Situata nel sito di Holomondas, nel nord della Grecia, la stazione era stata originariamente costruita come osservatorio astronomico. Ora è stata trasformata in un hub per comunicazioni ottiche nell’ambito del Greek Connectivity Programme dell’ESA. L’iniziativa punta a rafforzare le infrastrutture di connettività ottica in Grecia e in tutta Europa.

“La messa in servizio della Holomondas Optical Ground Station rappresenta un passo importante verso una connettività più veloce, sicura e resiliente, rafforzando al tempo stesso il ruolo della Grecia all’interno dell’ecosistema europeo delle comunicazioni ottiche, in rapida espansione”, ha dichiarato Frederic Rouesnel, responsabile del progetto Greek Connectivity RRF all’ESA.

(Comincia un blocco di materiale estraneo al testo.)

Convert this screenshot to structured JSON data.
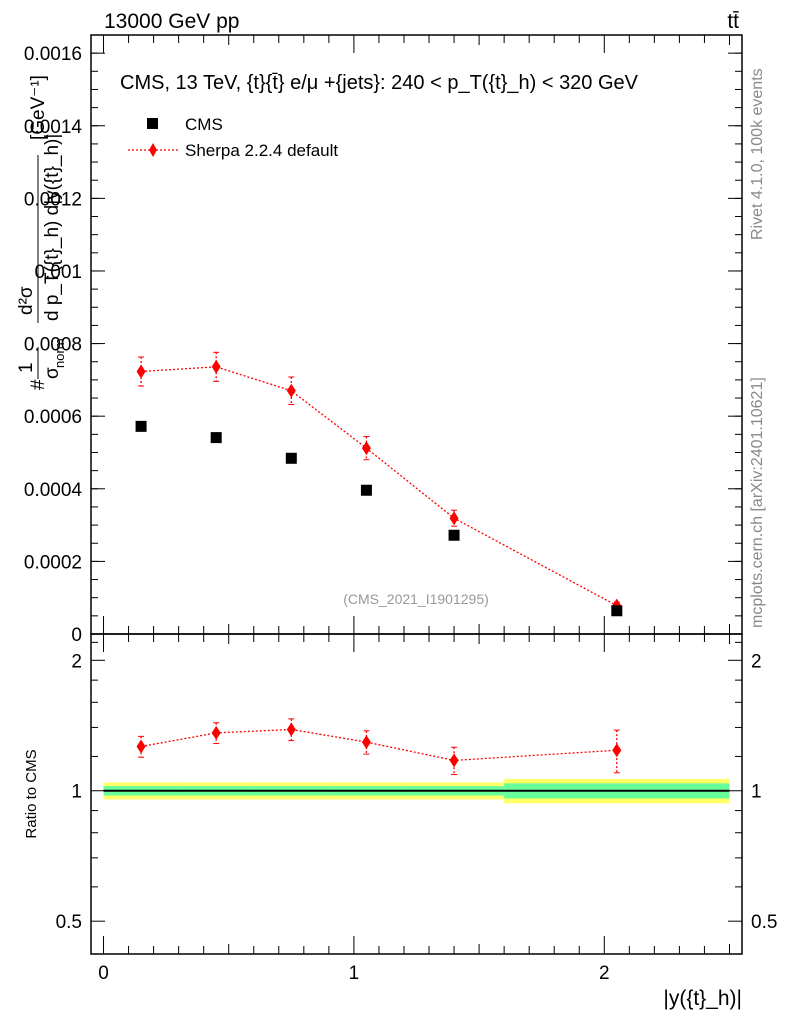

“Con l’ingresso dei CubeSat greci nella fase di dimostrazione, essi contribuiranno a convalidare tecnologie innovative di comunicazione laser che offriranno alternative alle scarse frequenze radio e plasmeranno il futuro della connettività ad alta capacità nello spazio.”

Che cos’è una base laser?

A differenza delle tradizionali comunicazioni satellitari via radio, i sistemi laser utilizzano stretti fasci di luce infrarossa per trasmettere le informazioni. Questa tecnologia può inviare dati molto più velocemente dei metodi radio convenzionali ed è più difficile da intercettare o disturbare, perché i segnali viaggiano in fasci molto concentrati.

Astrolight afferma che il sistema può gestire velocità di ricezione dei dati fino a 2,5 Gbps in diverse condizioni meteorologiche e operative. L’azienda sostiene inoltre che le comunicazioni laser possono essere oltre dieci volte più veloci e sicure, con costi inferiori rispetto ai sistemi convenzionali.

Ciò potrebbe ridurre drasticamente il tempo necessario per scaricare grandi quantità di dati satellitari.

Informazioni che oggi richiedono ore per essere trasmesse potrebbero in futuro arrivare in meno di un minuto. La maggiore capacità permetterebbe inoltre ai satelliti di inviare più immagini e misurazioni scientifiche senza doverle comprimere o scartare.

Le stazioni di terra in Europa

Questo sviluppo arriva mentre il traffico satellitare in orbita bassa terrestre continua a crescere rapidamente.

Secondo un rapporto del World Economic Forum (fonte in inglese), il numero di satelliti in orbita bassa è destinato ad aumentare del 190 per cento nel prossimo decennio.

A causa di un traffico orbitale sempre più affollato, che rende più difficili le comunicazioni radio tradizionali, la start-up lituana punta a espandere la propria tecnologia laser su scala globale.

Astrolight sta attualmente costruendo anche una stazione in Groenlandia, con l’obiettivo di completarla entro quest’anno.

L’Europa dispone di decine di stazioni di terra per satelliti, per lo più siti radio più datati, accanto a un numero più ridotto ma in crescita di nuove stazioni ottiche.

Queste infrastrutture aiutano i satelliti a inviare i dati verso la Terra e sostengono missioni come le previsioni meteo, il monitoraggio del clima, la navigazione e la gestione delle emergenze.

Tra i principali siti radio figurano Kiruna in Svezia, Redu in Belgio e Santa Maria nelle Azzorre, mentre tra i nuovi siti ottici ci sono Tenerife, nelle isole Canarie spagnole, Almería in Spagna e Nemea in Grecia.

La loro posizione è importante perché la rete spaziale europea dipende da quanto bene queste stazioni sono collegate tra loro sul continente.

Quanto più forti sono i collegamenti tra i siti del nord, dell’ovest, del sud e dell’est, tanto più è facile condividere rapidamente i dati satellitari, evitare buchi di copertura e mantenere i servizi operativi se una rotta o una regione viene interrotta.